There may be other smaller omissions, but it is difficult to be sure.
To quote Bitstream again:
Bitstream has delta-hinted its most popular text sizes (10 and 12 point, at screen resolutions of 96 and 120 dpi; and 14 point, at a screen resolution of 96 dpi).
Well, you do not get that level of service here. The font looks OK on my screen at 10, 12, 24 and 36 points, except that q and g looked a bit untidy at 24 points. I have manually edited the hints, and that seems to have fixed it. You may get different results on your screen: this will depend on what resolution you are using, the size of the screen, the dot-pitch of the phosphor dots and (possibly) the software driver. I have absolutely no intention of editing bitmaps for improved screen display the amount of work involved is horrific. In addition, the font prints legibly at 10, 12, 24, 36 and 72 points, without any obvious nasties. That, I am afraid, is the extent of my testing.
The letter forms in this font have been developed over a number of years, and as a result some inconsistencies have crept in. These are most visible in the Greek section, where artistic licence took over at one stage, and the strict design principles of the Courier font were set aside. This area needs revisiting. Likewise, some of the Cyrillic forms could be a little more relaxed. On the whole, though, I am not dissatisfied with the results.

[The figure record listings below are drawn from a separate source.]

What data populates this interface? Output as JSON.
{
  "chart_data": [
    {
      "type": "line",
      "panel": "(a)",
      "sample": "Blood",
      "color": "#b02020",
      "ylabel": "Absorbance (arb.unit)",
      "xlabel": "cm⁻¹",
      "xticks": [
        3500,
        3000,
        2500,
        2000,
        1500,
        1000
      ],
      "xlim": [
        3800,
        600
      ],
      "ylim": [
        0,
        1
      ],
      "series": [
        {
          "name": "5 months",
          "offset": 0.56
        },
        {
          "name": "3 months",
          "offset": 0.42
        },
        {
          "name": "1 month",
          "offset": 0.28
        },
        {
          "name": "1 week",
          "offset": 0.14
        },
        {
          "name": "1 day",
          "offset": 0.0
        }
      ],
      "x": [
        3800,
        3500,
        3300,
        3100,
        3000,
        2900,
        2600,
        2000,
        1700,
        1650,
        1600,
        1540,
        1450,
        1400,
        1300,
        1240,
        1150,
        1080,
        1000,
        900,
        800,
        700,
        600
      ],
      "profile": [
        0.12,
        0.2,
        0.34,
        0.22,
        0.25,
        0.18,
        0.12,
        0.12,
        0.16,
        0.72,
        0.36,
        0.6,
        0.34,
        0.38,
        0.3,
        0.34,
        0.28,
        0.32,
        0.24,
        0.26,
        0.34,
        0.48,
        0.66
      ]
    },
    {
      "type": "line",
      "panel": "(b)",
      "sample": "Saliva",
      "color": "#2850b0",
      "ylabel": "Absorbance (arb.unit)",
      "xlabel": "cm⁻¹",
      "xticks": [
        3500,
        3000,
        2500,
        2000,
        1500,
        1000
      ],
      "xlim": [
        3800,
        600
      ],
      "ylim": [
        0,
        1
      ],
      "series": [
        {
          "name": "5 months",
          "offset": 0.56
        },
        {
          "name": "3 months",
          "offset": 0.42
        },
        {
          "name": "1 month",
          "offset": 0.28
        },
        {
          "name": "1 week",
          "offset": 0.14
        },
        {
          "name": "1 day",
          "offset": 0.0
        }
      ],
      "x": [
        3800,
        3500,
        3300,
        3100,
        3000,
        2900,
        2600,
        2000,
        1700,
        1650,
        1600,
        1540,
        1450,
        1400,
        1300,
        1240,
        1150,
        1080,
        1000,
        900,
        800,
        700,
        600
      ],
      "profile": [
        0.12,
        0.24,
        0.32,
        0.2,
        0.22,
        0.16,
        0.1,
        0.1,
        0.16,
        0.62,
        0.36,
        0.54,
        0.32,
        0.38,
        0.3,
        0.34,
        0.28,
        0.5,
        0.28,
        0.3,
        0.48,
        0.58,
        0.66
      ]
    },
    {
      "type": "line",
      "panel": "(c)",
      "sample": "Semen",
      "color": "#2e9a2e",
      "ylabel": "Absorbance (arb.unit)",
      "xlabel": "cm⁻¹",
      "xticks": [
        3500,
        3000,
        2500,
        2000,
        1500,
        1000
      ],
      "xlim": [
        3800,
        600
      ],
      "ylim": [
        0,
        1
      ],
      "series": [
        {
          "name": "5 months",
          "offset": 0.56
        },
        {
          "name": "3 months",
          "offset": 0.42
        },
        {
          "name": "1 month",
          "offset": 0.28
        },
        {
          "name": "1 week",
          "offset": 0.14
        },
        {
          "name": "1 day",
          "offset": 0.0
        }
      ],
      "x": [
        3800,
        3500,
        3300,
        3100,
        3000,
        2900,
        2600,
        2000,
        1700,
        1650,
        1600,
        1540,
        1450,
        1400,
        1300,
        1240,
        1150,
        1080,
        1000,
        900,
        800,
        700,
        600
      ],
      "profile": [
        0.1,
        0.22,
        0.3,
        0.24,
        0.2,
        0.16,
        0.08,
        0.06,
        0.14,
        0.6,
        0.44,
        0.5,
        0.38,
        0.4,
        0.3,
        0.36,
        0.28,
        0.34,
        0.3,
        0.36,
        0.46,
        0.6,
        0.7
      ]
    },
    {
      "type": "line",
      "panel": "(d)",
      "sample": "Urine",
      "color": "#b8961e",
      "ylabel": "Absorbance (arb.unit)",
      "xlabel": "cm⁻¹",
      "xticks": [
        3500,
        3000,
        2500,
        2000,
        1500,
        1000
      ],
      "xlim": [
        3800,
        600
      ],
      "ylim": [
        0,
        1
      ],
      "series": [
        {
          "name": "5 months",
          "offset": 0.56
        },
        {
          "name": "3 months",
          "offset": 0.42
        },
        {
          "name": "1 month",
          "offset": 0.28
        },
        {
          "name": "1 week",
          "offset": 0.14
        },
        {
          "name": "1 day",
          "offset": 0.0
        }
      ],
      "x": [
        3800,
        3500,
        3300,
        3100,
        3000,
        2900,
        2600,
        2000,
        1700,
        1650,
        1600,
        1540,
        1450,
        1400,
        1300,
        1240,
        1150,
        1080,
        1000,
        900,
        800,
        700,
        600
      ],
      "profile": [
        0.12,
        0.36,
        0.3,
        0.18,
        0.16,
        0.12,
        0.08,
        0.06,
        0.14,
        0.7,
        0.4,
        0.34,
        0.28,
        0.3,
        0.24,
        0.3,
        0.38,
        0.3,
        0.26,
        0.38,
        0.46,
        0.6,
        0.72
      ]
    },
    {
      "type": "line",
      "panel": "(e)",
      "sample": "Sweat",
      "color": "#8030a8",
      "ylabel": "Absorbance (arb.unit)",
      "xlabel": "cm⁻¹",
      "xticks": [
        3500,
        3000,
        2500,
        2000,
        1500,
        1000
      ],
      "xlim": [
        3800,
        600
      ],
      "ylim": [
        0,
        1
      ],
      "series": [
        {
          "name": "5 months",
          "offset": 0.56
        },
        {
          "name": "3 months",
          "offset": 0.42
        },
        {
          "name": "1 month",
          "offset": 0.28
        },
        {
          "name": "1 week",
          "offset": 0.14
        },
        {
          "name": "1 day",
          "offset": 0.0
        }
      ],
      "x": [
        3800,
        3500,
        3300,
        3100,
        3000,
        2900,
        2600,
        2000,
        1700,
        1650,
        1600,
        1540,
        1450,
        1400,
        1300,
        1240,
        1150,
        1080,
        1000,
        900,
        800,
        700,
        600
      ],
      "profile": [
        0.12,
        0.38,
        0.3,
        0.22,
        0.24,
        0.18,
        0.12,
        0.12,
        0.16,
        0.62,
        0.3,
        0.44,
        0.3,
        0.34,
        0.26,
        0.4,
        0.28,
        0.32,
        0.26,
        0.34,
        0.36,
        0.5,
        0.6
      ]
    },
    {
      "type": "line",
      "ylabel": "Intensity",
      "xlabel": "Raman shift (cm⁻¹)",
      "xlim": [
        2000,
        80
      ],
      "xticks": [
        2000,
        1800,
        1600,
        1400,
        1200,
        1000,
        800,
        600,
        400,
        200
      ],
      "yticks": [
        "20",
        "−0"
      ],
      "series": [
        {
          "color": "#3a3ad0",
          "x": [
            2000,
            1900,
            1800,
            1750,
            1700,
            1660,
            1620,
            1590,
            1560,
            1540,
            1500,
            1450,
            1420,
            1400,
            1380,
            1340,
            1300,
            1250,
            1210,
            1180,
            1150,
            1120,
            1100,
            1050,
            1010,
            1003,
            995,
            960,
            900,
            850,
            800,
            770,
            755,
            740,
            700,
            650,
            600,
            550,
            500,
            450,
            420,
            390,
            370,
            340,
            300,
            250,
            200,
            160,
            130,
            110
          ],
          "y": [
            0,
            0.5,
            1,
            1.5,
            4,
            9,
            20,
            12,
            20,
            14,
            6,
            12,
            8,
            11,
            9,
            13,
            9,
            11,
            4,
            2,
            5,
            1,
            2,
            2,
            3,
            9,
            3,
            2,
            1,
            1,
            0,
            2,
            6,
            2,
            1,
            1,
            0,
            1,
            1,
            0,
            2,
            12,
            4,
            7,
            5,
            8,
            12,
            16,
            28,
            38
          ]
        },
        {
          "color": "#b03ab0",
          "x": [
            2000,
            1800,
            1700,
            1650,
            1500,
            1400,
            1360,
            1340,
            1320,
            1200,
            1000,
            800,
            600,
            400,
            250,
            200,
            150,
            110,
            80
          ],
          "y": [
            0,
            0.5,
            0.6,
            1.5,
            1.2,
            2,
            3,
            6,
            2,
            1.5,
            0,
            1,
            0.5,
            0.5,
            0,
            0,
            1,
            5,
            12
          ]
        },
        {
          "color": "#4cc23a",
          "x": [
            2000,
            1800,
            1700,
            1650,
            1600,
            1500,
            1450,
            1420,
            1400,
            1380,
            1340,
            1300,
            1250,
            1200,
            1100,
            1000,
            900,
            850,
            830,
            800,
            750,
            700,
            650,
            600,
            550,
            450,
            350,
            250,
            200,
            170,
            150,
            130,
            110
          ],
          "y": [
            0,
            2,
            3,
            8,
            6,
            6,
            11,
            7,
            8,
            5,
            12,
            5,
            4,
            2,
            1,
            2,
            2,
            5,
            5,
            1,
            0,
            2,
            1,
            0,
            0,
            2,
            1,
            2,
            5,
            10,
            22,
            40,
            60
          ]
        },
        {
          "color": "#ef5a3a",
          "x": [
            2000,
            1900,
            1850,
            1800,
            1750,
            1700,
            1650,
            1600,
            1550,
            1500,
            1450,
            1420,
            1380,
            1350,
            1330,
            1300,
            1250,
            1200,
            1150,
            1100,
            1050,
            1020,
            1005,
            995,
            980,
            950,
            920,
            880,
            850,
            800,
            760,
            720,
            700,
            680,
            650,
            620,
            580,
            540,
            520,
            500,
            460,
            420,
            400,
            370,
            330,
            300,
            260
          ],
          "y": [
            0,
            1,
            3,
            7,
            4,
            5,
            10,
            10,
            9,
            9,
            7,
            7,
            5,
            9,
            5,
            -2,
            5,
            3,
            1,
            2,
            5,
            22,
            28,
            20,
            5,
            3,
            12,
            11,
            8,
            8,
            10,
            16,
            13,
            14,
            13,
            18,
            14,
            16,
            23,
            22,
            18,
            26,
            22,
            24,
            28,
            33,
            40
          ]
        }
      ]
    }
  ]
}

Some of the letter shapes could be improved, and some of the letter forms could be better aligned with each other. This will happen slowly.
The selection of pre-formed composites (i.e. a base character plus diacritical marking(s) available under a single Unicode value) will be slowly extended.

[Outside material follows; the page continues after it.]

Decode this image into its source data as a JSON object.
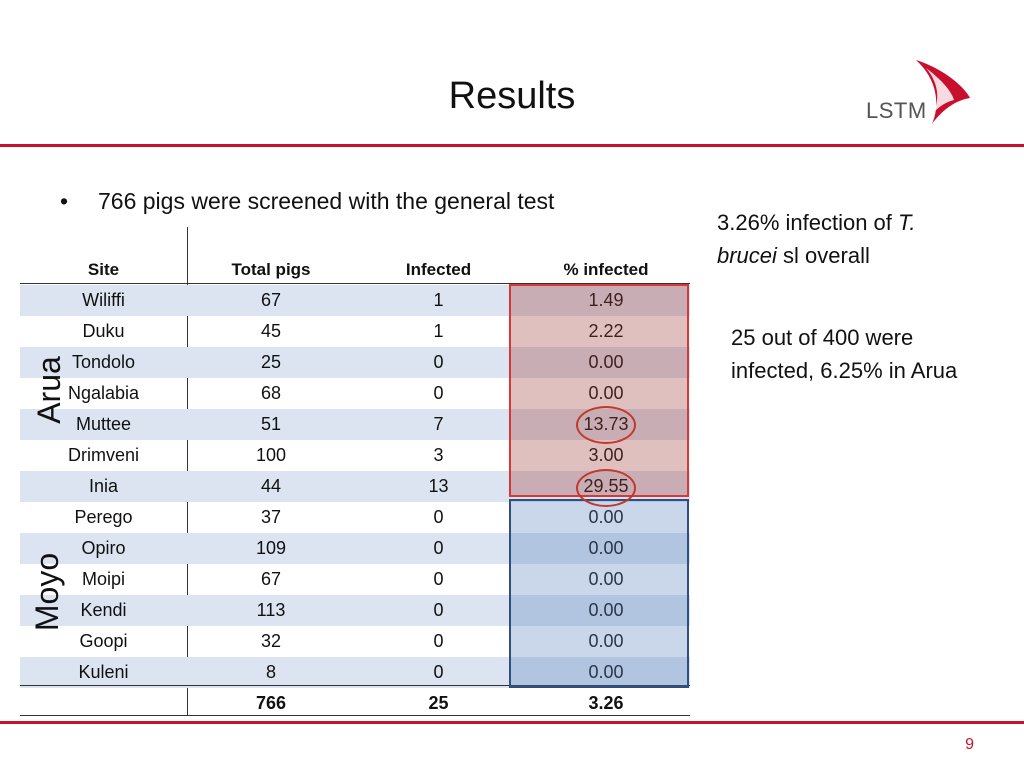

The Unicode Standard says, with reference to the Latin Extended Additional block:
The characters in this block constitute a number of precomposed combinations of Latin letters with one or more general diacritical marks. ... Each of the characters contained in this block may be alternatively represented with a base letter followed by one or more general diacritical mark characters found in the Combining Diacritical Marks block.

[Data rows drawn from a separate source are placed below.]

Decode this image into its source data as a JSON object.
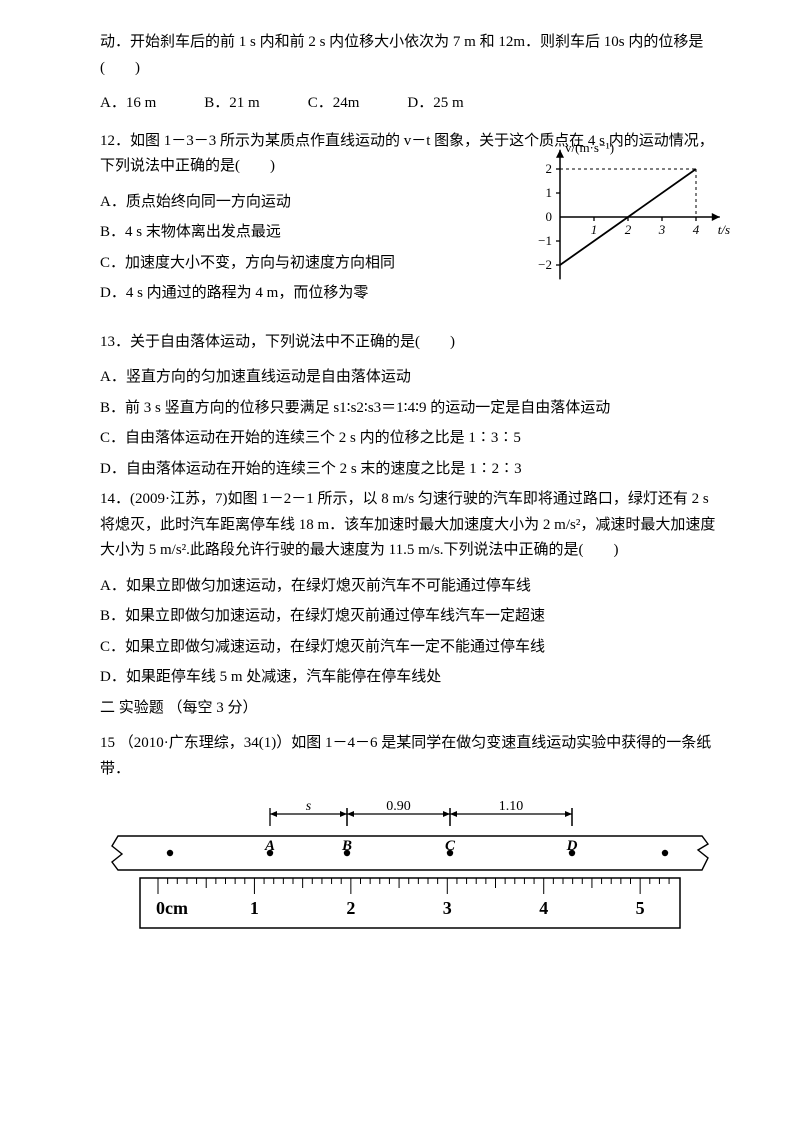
{
  "q11": {
    "pretext": "动．开始刹车后的前 1 s 内和前 2 s 内位移大小依次为 7 m 和 12m．则刹车后 10s 内的位移是(　　)",
    "opts": {
      "a": "A．16 m",
      "b": "B．21 m",
      "c": "C．24m",
      "d": "D．25 m"
    }
  },
  "q12": {
    "stem": "12．如图 1－3－3 所示为某质点作直线运动的 v－t 图象，关于这个质点在 4 s 内的运动情况，下列说法中正确的是(　　)",
    "a": "A．质点始终向同一方向运动",
    "b": "B．4 s 末物体离出发点最远",
    "c": "C．加速度大小不变，方向与初速度方向相同",
    "d": "D．4 s 内通过的路程为 4 m，而位移为零",
    "chart": {
      "ylabel": "v/(m·s⁻¹)",
      "xlabel": "t/s",
      "yticks": [
        -2,
        -1,
        0,
        1,
        2
      ],
      "xticks": [
        1,
        2,
        3,
        4
      ],
      "line": {
        "x1": 0,
        "y1": -2,
        "x2": 4,
        "y2": 2
      },
      "axis_color": "#000000",
      "line_color": "#000000"
    }
  },
  "q13": {
    "stem": "13．关于自由落体运动，下列说法中不正确的是(　　)",
    "a": "A．竖直方向的匀加速直线运动是自由落体运动",
    "b": "B．前 3 s 竖直方向的位移只要满足 s1∶s2∶s3＝1∶4∶9 的运动一定是自由落体运动",
    "c": "C．自由落体运动在开始的连续三个 2 s 内的位移之比是 1∶3∶5",
    "d": "D．自由落体运动在开始的连续三个 2 s 末的速度之比是 1∶2∶3"
  },
  "q14": {
    "stem": "14．(2009·江苏，7)如图 1－2－1 所示，以 8 m/s 匀速行驶的汽车即将通过路口，绿灯还有 2 s 将熄灭，此时汽车距离停车线 18 m．该车加速时最大加速度大小为 2 m/s²，减速时最大加速度大小为 5 m/s².此路段允许行驶的最大速度为 11.5 m/s.下列说法中正确的是(　　)",
    "a": "A．如果立即做匀加速运动，在绿灯熄灭前汽车不可能通过停车线",
    "b": "B．如果立即做匀加速运动，在绿灯熄灭前通过停车线汽车一定超速",
    "c": "C．如果立即做匀减速运动，在绿灯熄灭前汽车一定不能通过停车线",
    "d": "D．如果距停车线 5 m 处减速，汽车能停在停车线处"
  },
  "section2": "二 实验题 （每空 3 分）",
  "q15": {
    "stem": "15 （2010·广东理综，34(1)）如图 1－4－6 是某同学在做匀变速直线运动实验中获得的一条纸带．",
    "tape": {
      "seg_s": "s",
      "seg_m": "0.90",
      "seg_r": "1.10",
      "points": [
        "A",
        "B",
        "C",
        "D"
      ],
      "ruler_unit": "0cm",
      "ruler_ticks": [
        "1",
        "2",
        "3",
        "4",
        "5"
      ]
    }
  }
}
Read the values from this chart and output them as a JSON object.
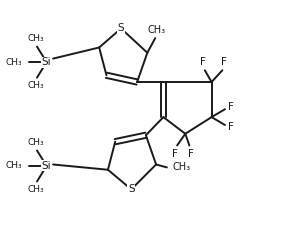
{
  "bg_color": "#ffffff",
  "line_color": "#1a1a1a",
  "line_width": 1.4,
  "font_size": 7.5,
  "fig_width": 2.94,
  "fig_height": 2.5,
  "dpi": 100,
  "xlim": [
    0,
    10
  ],
  "ylim": [
    0,
    8.5
  ]
}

This might seem to suggest that a half-decent rendering machine would not need these pre-formed characters, but would be able to generate them on-the-fly, from the base character and its diacritics. In fact, placing accents is not easy to do under program control. Far better to resolve the incoming stream of base+composite into a single Unicode codepoint, and then access a fully-formed glyph from the font. If support for Vietnamese is to become a reality, for instance, it will have to be done this way.
Yiddish, Georgian and Armenian are best regarded as being on hold, indefinitely.
You are entitled to a contrary opinion on my aesthetic preferences, but it is unlikely I shall take any notice, though I am open to input on other matters.
Details of missing characters will always get a swift and sympathetic response. If, for instance, you prefer to write all your comments in Gibberish, but find yourself handicapped by the absence of the dotless-j-bar-with-hook, then one will be provided instanter.
The font could be made available in other formats. A Type 1 version is no problem; I believe a Macintosh version is a possibility, but I have never done one. There will not be a separate Ghostscript font.
The real need, now, is for utilities:
- a basic Unicode interpreter, capable at least of displaying the characters in this font;
- some form of access to those font elements (e.g., small caps) without a Unicode value;
- some way of toggling alternative character forms, such as old-style numerals;
- some means of glyph substitution, so that the font can be extended or partially replaced with glyphs from another file.